Love kaiju? Me too! Wait – what’s a kaiju? Kaiju are a type of mega-monster that first graced Japan’s silver screen in Godzilla (if we’re not acknowledging King Kong). Though GigaBash isn’t a fully licensed battler endorsed by Toho, it may as well be. Just change a few names here and there, and boom! An excellent kaiju-themed brawler.
If you’re too important to read this GigaBash review, here are a few points to consider:
- Online and local play for up to four players. Solo players can use bots if they prefer.
- Story mode only features four paths, and is relatively brief (but unlocks new characters).
- After story completion, there are plenty of extras. Earn player and character XP to unlock character skins, locations, art, BGM and lore.
- Optional video filters from the menu (in the style of classic kaiju movies) are actually very good and recommended. They’re cosmetic only, darlings.
- Movesets can be a little limiting, but there’s a Gym mode to practice moves. Prove me wrong and create some combos.
We all know now what the word of the week is, right? Kaiju. GigaBash is a no-nonsense brawler, as it should be, offering up a handful of menu selections which can be summarised as a campaign, multiplayer (local or online) and goodies. Just a disclaimer here, I didn’t play any online battles. I tried a few times, but like Elden Ring, no one heard my cries. Also, a review code was supplied before the release date, so it was only fellow reviewers, and we’re ‘busy’ a lot.

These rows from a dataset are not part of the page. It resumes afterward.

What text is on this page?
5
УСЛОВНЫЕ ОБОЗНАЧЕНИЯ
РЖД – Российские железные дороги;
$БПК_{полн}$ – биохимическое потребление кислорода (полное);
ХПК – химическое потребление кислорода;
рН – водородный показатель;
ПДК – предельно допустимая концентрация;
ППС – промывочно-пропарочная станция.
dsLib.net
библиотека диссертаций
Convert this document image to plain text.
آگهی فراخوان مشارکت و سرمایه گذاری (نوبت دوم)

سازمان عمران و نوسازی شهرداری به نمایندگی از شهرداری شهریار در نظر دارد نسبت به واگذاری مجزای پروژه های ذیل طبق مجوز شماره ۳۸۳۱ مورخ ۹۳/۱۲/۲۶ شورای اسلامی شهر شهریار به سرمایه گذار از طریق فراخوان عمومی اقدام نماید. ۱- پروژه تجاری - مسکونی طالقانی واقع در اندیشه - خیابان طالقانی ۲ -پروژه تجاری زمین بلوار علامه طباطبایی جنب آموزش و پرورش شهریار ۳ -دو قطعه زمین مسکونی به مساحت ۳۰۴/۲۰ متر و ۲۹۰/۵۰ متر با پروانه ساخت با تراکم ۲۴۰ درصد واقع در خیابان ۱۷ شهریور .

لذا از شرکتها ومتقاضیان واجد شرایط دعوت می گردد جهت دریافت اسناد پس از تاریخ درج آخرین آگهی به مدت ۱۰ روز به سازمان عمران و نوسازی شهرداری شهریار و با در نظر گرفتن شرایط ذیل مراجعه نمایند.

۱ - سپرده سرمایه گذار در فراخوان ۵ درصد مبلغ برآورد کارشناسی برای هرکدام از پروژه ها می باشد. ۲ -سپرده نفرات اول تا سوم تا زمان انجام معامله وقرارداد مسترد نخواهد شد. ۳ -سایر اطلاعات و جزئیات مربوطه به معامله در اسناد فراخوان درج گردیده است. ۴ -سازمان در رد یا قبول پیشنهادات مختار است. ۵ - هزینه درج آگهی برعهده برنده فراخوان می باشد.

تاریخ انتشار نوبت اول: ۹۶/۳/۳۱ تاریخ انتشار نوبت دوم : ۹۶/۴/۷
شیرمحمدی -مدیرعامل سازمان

Let’s jump to the story mode as that’s the quickest one to cover. Initially, there’ll be only one kaiju to choose from, and you’ll run through a handful of chapters until their narrative path is complete. Upon completion, a new character is available from the selection screen in multiplayer, but also a new story for a further three. You don’t get to play all the characters, just three monsters and a hero robot that resembles Gundam.
Typically these stages will be about beating another kaiju or giant hero, with numerous challenges and bonuses such as throwing an item in their face, or beating one while they are in S-class mode. S-class mode sounds pretty badass, and it is. In attacking opponents, destroying buildings or collecting purple orbs or standing on charge areas, you’ll build up a gauge which triggers a gigantic version of you (after pressing L1 and R1). You’ll do more damage, but for a limited time – even more, if you destroy a special move orb. Once depleted, three large orbs release into the arena for your opponents to collect and try to do the same S-class damage to you.
Alas, there’s no S-class gauge in GigaBash’s story mode, with the exception of some events, so you have to mix up play with standard attacks, charged attacks, and picking up a building and lobbing it at them. There are four difficulty modes in the campaign, and it packs a decent challenge (and unlocks loads of extras such as BGM, artwork and the occasional piece of lore), but once you’ve done them all, the real focus is GigaBash’s multiplayer options.
GigaBash Parties = Total Destruction
There are three modes: free-for-all, two vs two and mayhem (which features minigames), for up to four players locally or online. Flicking between L1 and R1 will choose a skin, then you can choose one of many dynamic arenas to fight in – some featuring cool weather effects that affect gameplay. Extra skins are unlocked through XP, as well as extra info for your kaiju dossier, should you be interested. Though I’m a huge fan of Japanese cinema, I’ve never been one for kaiju flicks. With that in mind, Passion Republic Games have done an excellent job with their character write-ups and the storylines (beautifully illustrated like comic book panels), you may also be compelled to level up every character.
Presentation-wise, GigaBash is great, aside from a few camera niggles if you head too far off-screen. The character models are brilliant, and though the movesets are oh-so-slightly similar, the design is unique. Gorogong was a particular highlight as they looked like they were straight from a Toho movie from the 60s, Gigaman, my favourite character, looks like Ultraman, and the beginner-friendly Woolley was very much like Kirby with his sucking power. Family-friendly site, folks. GigaBash is a great family game, too, if you don’t mind exposing your kids to comic violence. In the short time of playing the game, we binged this to unlock new skins, but more importantly, to cause absolute mayhem.
As typical of the genre, destruction is a focal point. In some ways, GigaBash shares some similarities with Rampage, but more so of Powerstone – notably the power-up and dash for the stones to become overpowered, or lobbing whatever comes to hand. Even if that’s a tanker, building, or simply another player, this game is a lot of fun.
There were a few technical issues, albeit minor. At the time of playing/writing this up, the sound FX would stop playing through the campaign mode, and yes, I checked the menu settings. A restart or two solved this, but it was no great loss as some of the sounds can be a little too generic. The music had a lot more character, but it gets repetitive quite quickly. Again, minors. Once the story is over, GigaBash concentrates on being a multiplayer game (which it excels at), but fellow gamers who don’t like playing online or don’t have anyone to join in can add bots to their games, and the AI is consistent. I must stress, that playing with others is where it’s at, so get out more, get some sun, and consider picking up GigaBash for the PS5 (other platforms are available – PS4, PC: Steam and Epic Games Store).